Понятно, почему лгут критики власти, которые лгут тем больше, чем сильнее они зависели от критикуемой власти в прошлом, даже если не зависят от нее сейчас. Полученные преференции никуда не делись, они были использованы, и сколько не делай вид, что это несущественная деталь, потерявшая актуальность ввиду срока давности, никуда не делись социальные и материальные преимущества, ставшие следствием этих преференций, и не исчезла необходимость это скрывать.
Понятно, почему лгут те критики режима, которые не получали никогда никаких преференций от властей, были недовольны обществом за отсутствие поддержки их системы ценностей и стратегии самоутверждения, обижены на власть и общество, но вынуждены скрывать, что обижены на общество больше, чем на власть, что жизнь прошла не так, как они рассчитывали, и не могут это артикулировать.
Понятно, почему лгут мужчины, которые зависят от женщин больше, чем им это хочется признать, и зависят очень часто не в том, о чем в состоянии говорить. Понятно, что они еще лгут как политики, эстрадные певцы, защитники детей и критики режима, но при этом лгут как мужчины, которые не получают от женщин то, что ожидают, страдают, что не соответствуют роли, скажем, мужественного брутального героя, навязываемого социумом, а уровня рефлексии подчас недостаточно, дабы рационализировать это несоответствие.
Понятно, почему лгут женщины, которым узкие рамки половой идентификации навязаны культурными традициями, далеко не всегда осознаваемыми. Они лгут в той социальной роли, которую выбрали (большей частью под нажимом общества). И еще они лгут потому, как не могут признаться, что стыдятся процесса старения и убывания женской привлекательности (по меркам доминирующих культурных констант). И испытывают боль тем сильнее, чем больше гордились ранее своей красотой (если она была, а она всегда есть, даже если ее нет), и тем больше принуждены лгать, умирая заживо.
Понятно, почему лгут дети, вынужденные донашивать за родителями их неудавшиеся социальные роли, за обществом — не получившиеся идеи, фобии и формы гордости, за культурой ее многочисленные стереотипы; лгут, как слабый среди сильных, пока не обретают силу и взрослость, которая позволяет уже лгать, как взрослый.
Понятно, почему лжет старик, напирая на свое право делиться мнением, иметь и жарко высказывать его по любому поводу, скрывая за горячностью острую потребность оправдания прожитой жизни и подтверждения ее правоты, на которое обычно не щедро его окружение, имеющее свои символические цели.

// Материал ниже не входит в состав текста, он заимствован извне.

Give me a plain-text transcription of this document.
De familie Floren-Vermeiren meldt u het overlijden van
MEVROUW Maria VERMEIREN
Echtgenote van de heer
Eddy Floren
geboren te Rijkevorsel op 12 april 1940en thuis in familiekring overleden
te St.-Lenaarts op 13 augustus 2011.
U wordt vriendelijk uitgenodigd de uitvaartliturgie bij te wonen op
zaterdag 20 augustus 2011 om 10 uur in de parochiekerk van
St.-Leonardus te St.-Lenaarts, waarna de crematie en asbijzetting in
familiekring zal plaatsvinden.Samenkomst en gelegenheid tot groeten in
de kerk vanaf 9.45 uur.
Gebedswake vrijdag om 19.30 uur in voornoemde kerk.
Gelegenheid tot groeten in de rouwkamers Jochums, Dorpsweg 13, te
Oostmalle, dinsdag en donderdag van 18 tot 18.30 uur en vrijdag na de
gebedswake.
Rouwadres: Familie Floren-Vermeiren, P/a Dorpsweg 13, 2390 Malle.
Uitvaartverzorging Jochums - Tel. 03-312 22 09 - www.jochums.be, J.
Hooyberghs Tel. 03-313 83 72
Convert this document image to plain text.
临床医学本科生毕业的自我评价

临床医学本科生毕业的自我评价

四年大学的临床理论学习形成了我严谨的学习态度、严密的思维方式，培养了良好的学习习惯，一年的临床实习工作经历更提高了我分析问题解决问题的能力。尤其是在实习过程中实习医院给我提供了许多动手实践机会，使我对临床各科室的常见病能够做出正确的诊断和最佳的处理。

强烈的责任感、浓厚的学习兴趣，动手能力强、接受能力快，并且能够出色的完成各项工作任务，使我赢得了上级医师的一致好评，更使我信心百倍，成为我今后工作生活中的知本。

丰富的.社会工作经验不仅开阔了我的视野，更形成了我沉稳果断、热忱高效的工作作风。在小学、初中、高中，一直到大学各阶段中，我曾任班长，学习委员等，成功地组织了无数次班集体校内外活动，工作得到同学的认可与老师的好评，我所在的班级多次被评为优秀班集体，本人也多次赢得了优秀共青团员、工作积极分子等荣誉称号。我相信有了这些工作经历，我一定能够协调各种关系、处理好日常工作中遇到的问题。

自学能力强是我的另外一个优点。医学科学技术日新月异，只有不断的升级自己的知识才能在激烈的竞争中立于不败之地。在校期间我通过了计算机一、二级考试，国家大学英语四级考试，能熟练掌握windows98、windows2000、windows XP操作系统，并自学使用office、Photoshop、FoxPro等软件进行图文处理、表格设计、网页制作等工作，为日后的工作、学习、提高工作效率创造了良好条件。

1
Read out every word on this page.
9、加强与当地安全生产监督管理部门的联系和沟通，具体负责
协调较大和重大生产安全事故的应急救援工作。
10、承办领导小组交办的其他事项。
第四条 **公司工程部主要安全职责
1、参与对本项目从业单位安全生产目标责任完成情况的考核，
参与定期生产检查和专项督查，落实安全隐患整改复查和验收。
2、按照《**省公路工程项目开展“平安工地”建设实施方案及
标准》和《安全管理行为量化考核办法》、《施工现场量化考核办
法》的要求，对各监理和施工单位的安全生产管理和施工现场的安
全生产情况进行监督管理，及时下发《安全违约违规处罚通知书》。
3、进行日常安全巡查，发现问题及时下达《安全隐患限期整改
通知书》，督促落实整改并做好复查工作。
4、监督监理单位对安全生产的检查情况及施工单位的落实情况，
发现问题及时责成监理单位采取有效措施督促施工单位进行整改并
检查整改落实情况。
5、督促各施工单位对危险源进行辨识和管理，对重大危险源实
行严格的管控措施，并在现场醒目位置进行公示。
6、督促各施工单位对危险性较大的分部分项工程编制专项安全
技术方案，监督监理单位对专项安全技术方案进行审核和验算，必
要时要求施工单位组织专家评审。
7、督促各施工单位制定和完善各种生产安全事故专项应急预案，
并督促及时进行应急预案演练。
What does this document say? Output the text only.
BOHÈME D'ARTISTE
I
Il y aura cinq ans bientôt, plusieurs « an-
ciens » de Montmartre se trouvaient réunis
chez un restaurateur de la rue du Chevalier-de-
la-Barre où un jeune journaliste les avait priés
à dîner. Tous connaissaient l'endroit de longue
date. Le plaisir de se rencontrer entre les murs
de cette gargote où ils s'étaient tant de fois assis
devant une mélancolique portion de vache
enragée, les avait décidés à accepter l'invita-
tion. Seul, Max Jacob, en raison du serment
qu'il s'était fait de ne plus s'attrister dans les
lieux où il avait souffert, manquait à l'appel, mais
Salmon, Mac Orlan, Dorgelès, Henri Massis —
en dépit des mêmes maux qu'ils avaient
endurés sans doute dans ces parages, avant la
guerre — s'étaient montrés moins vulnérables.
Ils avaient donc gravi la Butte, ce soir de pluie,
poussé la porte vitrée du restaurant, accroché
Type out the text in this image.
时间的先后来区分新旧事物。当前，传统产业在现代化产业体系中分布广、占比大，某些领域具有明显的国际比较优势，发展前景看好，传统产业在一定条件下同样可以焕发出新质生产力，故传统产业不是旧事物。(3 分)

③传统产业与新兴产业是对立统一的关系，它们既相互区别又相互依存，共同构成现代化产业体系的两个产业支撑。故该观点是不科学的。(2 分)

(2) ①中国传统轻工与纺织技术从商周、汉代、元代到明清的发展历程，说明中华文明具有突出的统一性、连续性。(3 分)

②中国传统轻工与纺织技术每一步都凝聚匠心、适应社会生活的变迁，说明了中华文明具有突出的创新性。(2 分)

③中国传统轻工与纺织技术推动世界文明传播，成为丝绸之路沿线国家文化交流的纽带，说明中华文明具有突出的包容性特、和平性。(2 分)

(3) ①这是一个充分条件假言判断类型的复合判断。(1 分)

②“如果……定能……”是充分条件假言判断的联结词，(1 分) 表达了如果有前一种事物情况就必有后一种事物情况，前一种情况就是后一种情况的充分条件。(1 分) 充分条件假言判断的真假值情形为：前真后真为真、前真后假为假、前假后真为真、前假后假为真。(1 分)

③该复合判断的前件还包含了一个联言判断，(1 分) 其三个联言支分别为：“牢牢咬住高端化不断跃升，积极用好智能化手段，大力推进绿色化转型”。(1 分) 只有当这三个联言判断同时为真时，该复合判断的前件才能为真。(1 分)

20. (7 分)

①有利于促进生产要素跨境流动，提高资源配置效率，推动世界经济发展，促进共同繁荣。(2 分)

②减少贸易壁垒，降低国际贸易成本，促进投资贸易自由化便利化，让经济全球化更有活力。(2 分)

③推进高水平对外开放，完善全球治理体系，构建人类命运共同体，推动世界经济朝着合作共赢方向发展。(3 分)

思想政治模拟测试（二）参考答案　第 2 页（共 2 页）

Понятно, почему лжет человек, помимо необходимости лгать в пространстве многочисленных социальных ролей, выборочно перечисленных, хотя этот список кораблей я не дочел, понятное дело, до середины. Но еще врет, как смертный, вынужденный лгать в рамках того религиозного мифа, который выбран им для облегчения процедуры самообмана, или вне каких-либо конвенций (хотя такого просто не бывает), как обреченный в первом, втором, третьем акте умирания, стараясь не смотреть на занавес, который закроется не по его команде.
Понятно, что ложь — социальная и культурная уловка, позволяющая преодолеть противоречие между мечтой и реальностью, но используемая всегда в рамках иллюзорного представления о собственных интересах. По поводу которых человек лжет себе больше, чем кому бы то ни было еще, стараясь казаться в своих глазах лучше, чем есть на самом деле, потому что отказаться ото лжи — означает остаться голым и незащищенным. А ложь голого человека в социальной пустыне справедливо представляется ему более страшной и опасной, чем ложь облаченного в социальные латы.
Ложь себе, понятное дело, наиболее трудоемкое и наиболее употребительное занятие: трудоемкое, потому что до конца обмануть себя слишком сложно, пока сознание нам еще принадлежит, и употребительное, потому что без социальной, культурной, политической лжи прожить весьма проблематично; без лжи себе, лжи антропологической, пожалуй, невозможно.